Watching the oil pour into the gulf was painful on several levels. It was awful to watch the seemingly endless spewing at a mile under the oceans surface with several frustrating and feeble attempts to resolve the issue — it was unclear who was driving towards a solution and what was being done and it seemed to take a really long time to resolve. BP’s stock price took a hit during that time, and damage was done both to the environment and the global reputation of BP.
Anyone that has had the unfortunate experience of being involved in a major systems outage probably found the process especially painful because it had many of the same characteristics: fingers of blame pointing in all directions, many theories and solutions being posited, an escalation of criticality, and people losing their jobs or being sent to run the operations in a distant enclave.
A report was released today that highlights some of the findings to “bad management” and cost cutting which led to a series of unfortunate mistakes. Decisions were made along this chain of events that had they been different would have avoided the explosion and a major finding in the report is that the companies involved failed to recognize and appreciate risk.
The report highlights systemic issues that are more than just oil industry concerns: they are concerns with any mission critical engineering effort. The key issue being: should we do this right or should we cut some corners? This balance of knowing where to bolster the design and where to cut back is seemingly more art than science but should be factoring in two key ingredients: risk and efficiency.

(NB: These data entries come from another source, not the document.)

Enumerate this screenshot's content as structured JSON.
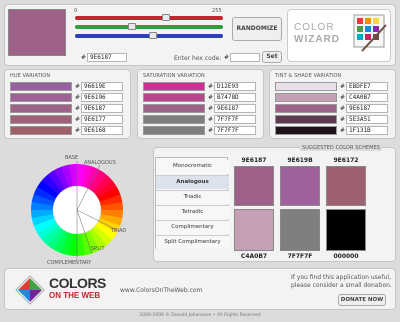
{
  "top": {
    "preview_color": "#9E6187",
    "slider_min": "0",
    "slider_max": "255",
    "sliders": [
      {
        "channel": "red",
        "value": 158
      },
      {
        "channel": "green",
        "value": 97
      },
      {
        "channel": "blue",
        "value": 135
      }
    ],
    "current_hex": "9E6187",
    "randomize_label": "RANDOMIZE",
    "enter_hex_label": "Enter hex code:",
    "enter_hex_hash": "#",
    "set_label": "Set",
    "logo_line1": "COLOR",
    "logo_line2": "WIZARD"
  },
  "hash": "#",
  "hue": {
    "title": "HUE VARIATION",
    "items": [
      {
        "hex": "96619E",
        "color": "#96619E"
      },
      {
        "hex": "9E6196",
        "color": "#9E6196"
      },
      {
        "hex": "9E6187",
        "color": "#9E6187"
      },
      {
        "hex": "9E6177",
        "color": "#9E6177"
      },
      {
        "hex": "9E6168",
        "color": "#9E6168"
      }
    ]
  },
  "saturation": {
    "title": "SATURATION VARIATION",
    "items": [
      {
        "hex": "D12E93",
        "color": "#D12E93"
      },
      {
        "hex": "B7478D",
        "color": "#B7478D"
      },
      {
        "hex": "9E6187",
        "color": "#9E6187"
      },
      {
        "hex": "7F7F7F",
        "color": "#7F7F7F"
      },
      {
        "hex": "7F7F7F",
        "color": "#7F7F7F"
      }
    ]
  },
  "tint": {
    "title": "TINT & SHADE VARIATION",
    "items": [
      {
        "hex": "EBDFE7",
        "color": "#EBDFE7"
      },
      {
        "hex": "C4A0B7",
        "color": "#C4A0B7"
      },
      {
        "hex": "9E6187",
        "color": "#9E6187"
      },
      {
        "hex": "5E3A51",
        "color": "#5E3A51"
      },
      {
        "hex": "1F131B",
        "color": "#1F131B"
      }
    ]
  },
  "wheel": {
    "labels": [
      "BASE",
      "ANALOGOUS",
      "TRIAD",
      "SPLIT",
      "COMPLEMENTARY"
    ]
  },
  "schemes": {
    "title": "SUGGESTED COLOR SCHEMES",
    "buttons": [
      {
        "label": "Monocromatic",
        "active": false
      },
      {
        "label": "Analogous",
        "active": true
      },
      {
        "label": "Triadic",
        "active": false
      },
      {
        "label": "Tetradic",
        "active": false
      },
      {
        "label": "Complimentary",
        "active": false
      },
      {
        "label": "Split Complimentary",
        "active": false
      }
    ],
    "colors": [
      {
        "hex": "9E6187",
        "color": "#9E6187"
      },
      {
        "hex": "9E619B",
        "color": "#9E619B"
      },
      {
        "hex": "9E6172",
        "color": "#9E6172"
      },
      {
        "hex": "C4A0B7",
        "color": "#C4A0B7"
      },
      {
        "hex": "7F7F7F",
        "color": "#7F7F7F"
      },
      {
        "hex": "000000",
        "color": "#000000"
      }
    ]
  },
  "footer": {
    "brand1": "COLORS",
    "brand2": "ON THE WEB",
    "url": "www.ColorsOnTheWeb.com",
    "donate_text1": "If you find this application useful,",
    "donate_text2": "please consider a small donation.",
    "donate_label": "DONATE NOW",
    "copyright": "2000-2006 © Donald Johansson • All Rights Reserved"
  }
}
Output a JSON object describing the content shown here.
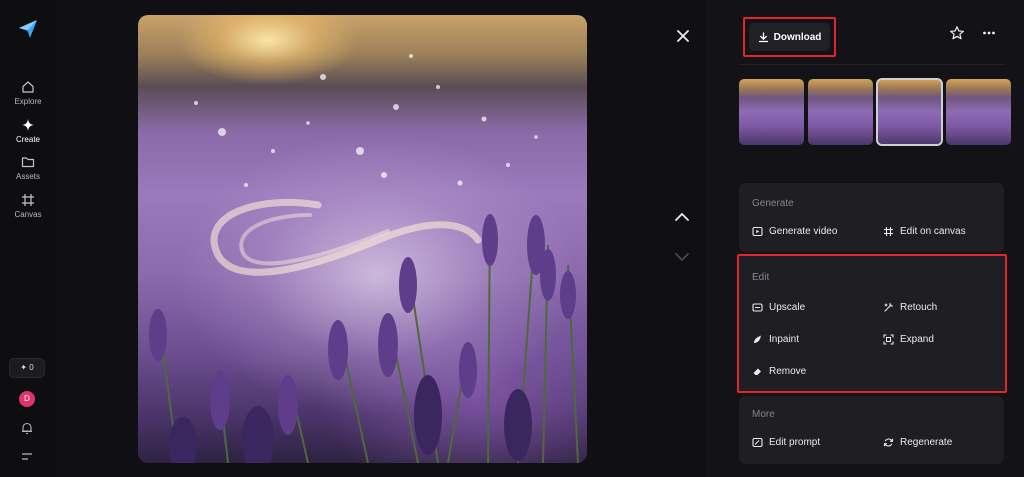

A major systems failure or a major confidential data leak is similar event within the banking industry and the BP can provide several lessons within this context. Some of the transferrable learnings include:
- Understanding the risks of seemingly mundane technical details. Yes, I know it can be boring — but architecture’s role is to discuss the options and alternatives in terms of implications and make recommendations based on risk impact and probability.
- Accountability for design. Someone on the team that understands the world on the ground should be accountable for how it is all going to fit together and help with some of the difficult discussions around soundness/cost/design. This person should have track record, some authority to speak up when things don’t look right, and the wisdom to only stop the train when real emergencies exist.
- A design risk management framework: some decisions have very low impact should they go sideways. Others are much more consequential — an adaptive process for design review should filter out the significant decisions and ensure that the implications and risks have been drawn out and weighed.
- A lack of traceability of design decisions both upstream and downstream: the most significant outages and failures that I have seen are from chained rather than single events — drawing out these relationship and understanding risks and impacts is a key element of design.
Essentially, the insights from the BP presidential report highlight that an emphasis on safety and soundness in the design process and balancing cost and risk is critical for any critical engineering effort. This is a very painful lesson for BP, I’m sure, but hopefully other companies and industries can learn from this?